At the time he took charge of Northeast, the New England region's electricity prices were higher than the national average, and Sillin viewed nuclear power as the least expensive, most efficient, and cleanest energy option. Skyrocketing petroleum prices due to 1970s energy crises just reinforced this view. In addition to four "Yankee" nuclear plants already built by the individual firms that joined to become Northeast Utilities in 1966—"Connecticut", "Maine", "Vermont", and "Rowe"—the firm added two "Millstone" plants to its generation capacity during that decade.

Sillin's middle years with the company did not go easily. In addition to the Middle East oil embargoes of 1973 and 1979, escalating inflation, rising construction costs, annual tussles with the regulatory boards of the two most important states Northeast served - Connecticut and Massachusetts, and heavy borrowing, began eroding Northeast Utility's financial viability. Company fortunes did not begin to recover until Sillin recruited and hired his own replacement, William B. Ellis, and retired as chairman and chief executive in 1983. A number of factors, including resetting expectations by downsizing company growth predictions and annual return projections, a more amicable relationship with regulators, improved operating margins, and the third "Millstone" plant coming online, all contributed to the turnaround.

==Legacy==

Sillin was regarded by friend and foe "as frank and forthright and someone who held a genuine concern for the customers he served."

Shortly into his role at the top of Northeast Utilities Sillin was granted the honor of delivering the 1970 installment of the prestigious Charles P. Steinmetz Memorial Lecture at Union College.
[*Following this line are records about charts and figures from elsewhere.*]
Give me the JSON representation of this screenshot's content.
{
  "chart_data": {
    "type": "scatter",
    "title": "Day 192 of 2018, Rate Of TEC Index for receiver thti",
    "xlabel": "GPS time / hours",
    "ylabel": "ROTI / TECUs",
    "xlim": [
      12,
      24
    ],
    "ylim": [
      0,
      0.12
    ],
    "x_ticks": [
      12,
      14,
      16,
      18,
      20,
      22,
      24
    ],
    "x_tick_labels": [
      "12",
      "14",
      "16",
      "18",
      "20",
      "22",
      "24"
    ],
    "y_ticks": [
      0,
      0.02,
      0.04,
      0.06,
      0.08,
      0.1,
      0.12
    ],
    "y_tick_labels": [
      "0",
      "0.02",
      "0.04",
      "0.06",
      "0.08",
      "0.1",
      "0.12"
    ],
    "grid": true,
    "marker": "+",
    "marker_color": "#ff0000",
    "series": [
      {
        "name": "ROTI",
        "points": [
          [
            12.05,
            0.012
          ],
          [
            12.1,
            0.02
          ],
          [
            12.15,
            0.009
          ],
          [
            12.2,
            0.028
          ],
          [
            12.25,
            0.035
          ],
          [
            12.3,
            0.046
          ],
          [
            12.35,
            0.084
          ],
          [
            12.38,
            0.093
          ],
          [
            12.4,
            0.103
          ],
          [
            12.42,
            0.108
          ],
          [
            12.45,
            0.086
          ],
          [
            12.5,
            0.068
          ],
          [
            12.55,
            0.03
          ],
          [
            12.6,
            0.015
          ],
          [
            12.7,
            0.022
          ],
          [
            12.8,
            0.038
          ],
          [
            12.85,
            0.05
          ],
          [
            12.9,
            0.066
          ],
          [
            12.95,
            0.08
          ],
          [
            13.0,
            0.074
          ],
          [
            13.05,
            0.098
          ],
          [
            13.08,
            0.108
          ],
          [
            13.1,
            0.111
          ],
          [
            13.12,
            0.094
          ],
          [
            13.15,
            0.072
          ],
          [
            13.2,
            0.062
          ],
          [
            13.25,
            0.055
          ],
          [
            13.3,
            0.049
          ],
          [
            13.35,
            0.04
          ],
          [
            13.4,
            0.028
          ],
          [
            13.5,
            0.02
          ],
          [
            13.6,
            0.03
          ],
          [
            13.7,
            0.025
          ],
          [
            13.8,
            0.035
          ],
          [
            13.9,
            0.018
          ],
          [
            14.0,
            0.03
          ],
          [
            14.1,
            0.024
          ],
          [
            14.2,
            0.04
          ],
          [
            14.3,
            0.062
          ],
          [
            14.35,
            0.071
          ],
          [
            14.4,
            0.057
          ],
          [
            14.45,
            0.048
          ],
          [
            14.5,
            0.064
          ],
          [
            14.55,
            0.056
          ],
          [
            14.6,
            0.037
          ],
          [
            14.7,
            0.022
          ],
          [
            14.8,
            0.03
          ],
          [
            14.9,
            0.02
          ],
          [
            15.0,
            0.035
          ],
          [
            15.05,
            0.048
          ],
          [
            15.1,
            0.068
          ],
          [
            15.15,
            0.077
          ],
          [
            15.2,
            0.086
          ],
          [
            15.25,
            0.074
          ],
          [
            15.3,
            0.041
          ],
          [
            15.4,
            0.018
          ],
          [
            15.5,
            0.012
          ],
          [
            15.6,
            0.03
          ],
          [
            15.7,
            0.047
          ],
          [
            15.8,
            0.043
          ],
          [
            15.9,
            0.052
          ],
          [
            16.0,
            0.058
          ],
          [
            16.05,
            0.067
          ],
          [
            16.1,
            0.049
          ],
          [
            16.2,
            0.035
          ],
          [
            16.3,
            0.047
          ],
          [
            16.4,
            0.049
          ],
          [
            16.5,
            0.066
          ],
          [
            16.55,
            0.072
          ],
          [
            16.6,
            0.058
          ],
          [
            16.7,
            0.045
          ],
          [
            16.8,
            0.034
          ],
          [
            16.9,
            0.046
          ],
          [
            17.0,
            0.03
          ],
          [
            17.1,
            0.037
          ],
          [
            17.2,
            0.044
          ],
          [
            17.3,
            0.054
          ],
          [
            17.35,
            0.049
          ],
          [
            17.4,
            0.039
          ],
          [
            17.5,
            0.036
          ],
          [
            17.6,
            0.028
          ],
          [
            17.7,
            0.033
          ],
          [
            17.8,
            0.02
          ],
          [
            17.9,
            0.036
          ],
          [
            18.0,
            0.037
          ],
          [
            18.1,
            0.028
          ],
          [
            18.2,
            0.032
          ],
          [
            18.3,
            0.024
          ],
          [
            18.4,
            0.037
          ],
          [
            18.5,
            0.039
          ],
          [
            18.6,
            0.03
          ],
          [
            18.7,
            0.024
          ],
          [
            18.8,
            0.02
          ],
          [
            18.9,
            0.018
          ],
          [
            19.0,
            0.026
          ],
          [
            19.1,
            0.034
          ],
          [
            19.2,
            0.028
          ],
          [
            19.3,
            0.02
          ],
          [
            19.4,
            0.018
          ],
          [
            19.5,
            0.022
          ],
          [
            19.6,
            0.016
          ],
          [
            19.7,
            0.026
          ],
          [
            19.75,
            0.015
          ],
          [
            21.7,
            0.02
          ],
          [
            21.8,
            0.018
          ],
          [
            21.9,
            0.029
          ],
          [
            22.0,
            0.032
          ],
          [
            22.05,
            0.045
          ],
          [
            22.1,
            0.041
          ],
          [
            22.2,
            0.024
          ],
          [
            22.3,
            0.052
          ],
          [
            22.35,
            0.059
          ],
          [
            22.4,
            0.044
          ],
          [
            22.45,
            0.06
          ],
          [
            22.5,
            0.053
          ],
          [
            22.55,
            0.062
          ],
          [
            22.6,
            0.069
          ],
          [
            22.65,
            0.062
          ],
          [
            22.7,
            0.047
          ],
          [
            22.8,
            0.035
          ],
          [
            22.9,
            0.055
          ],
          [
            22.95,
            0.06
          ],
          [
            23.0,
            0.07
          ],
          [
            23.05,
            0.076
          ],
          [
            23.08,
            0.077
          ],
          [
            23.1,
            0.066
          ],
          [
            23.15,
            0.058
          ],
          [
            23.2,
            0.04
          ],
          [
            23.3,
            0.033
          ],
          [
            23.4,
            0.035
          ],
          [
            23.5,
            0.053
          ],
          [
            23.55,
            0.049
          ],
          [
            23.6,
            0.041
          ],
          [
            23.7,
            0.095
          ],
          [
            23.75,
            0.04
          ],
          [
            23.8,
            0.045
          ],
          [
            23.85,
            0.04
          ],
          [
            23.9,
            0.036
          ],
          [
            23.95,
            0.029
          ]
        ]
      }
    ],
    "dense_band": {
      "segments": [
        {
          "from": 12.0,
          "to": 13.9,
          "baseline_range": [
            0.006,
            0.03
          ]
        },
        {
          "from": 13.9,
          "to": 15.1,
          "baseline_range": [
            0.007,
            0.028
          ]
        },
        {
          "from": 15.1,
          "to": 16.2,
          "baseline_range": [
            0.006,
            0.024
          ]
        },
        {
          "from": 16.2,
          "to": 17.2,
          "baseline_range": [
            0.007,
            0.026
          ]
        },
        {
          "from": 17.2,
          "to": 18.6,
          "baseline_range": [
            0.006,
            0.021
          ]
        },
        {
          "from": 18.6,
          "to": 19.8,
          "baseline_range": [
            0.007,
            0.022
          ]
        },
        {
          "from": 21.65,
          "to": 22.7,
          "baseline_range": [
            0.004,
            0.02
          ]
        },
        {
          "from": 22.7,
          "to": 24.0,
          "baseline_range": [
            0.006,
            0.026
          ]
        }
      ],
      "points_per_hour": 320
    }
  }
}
Although Sillin helped make Northeast Utilities the most nuclear-powered utility in the nation during his tenure, he saw himself as an energy pragmatist. In a 1979 interview he bristled: "I don't like being classed as a nuclear proponent. I'm a utility man. As soon as we find a better technology, we'll go with it."

Sillin was an early advocate of nuclear power but criticized some nuclear operators for complacency. In a 1986 analysis on the nuclear power industry called the "Sillin Report," he chided utilities that simply met regulatory requirements "instead of striving for excellence."

==Personal life==

Sillin was married to Joan Outhwaite Sillin, with whom he had four sons, Lelan III of Syracuse, New York; John, of Potomac, Maryland; Andrew, of New Paltz, New York, and William of Sunderland, Massachusetts.

Mr. Sillin was a trustee at Wesleyan University in Middletown, Connecticut, and served on the board of the Florence Griswold Museum in Old Lyme.

He died in a traffic accident in Old Lyme at 78 on January 3, 1997.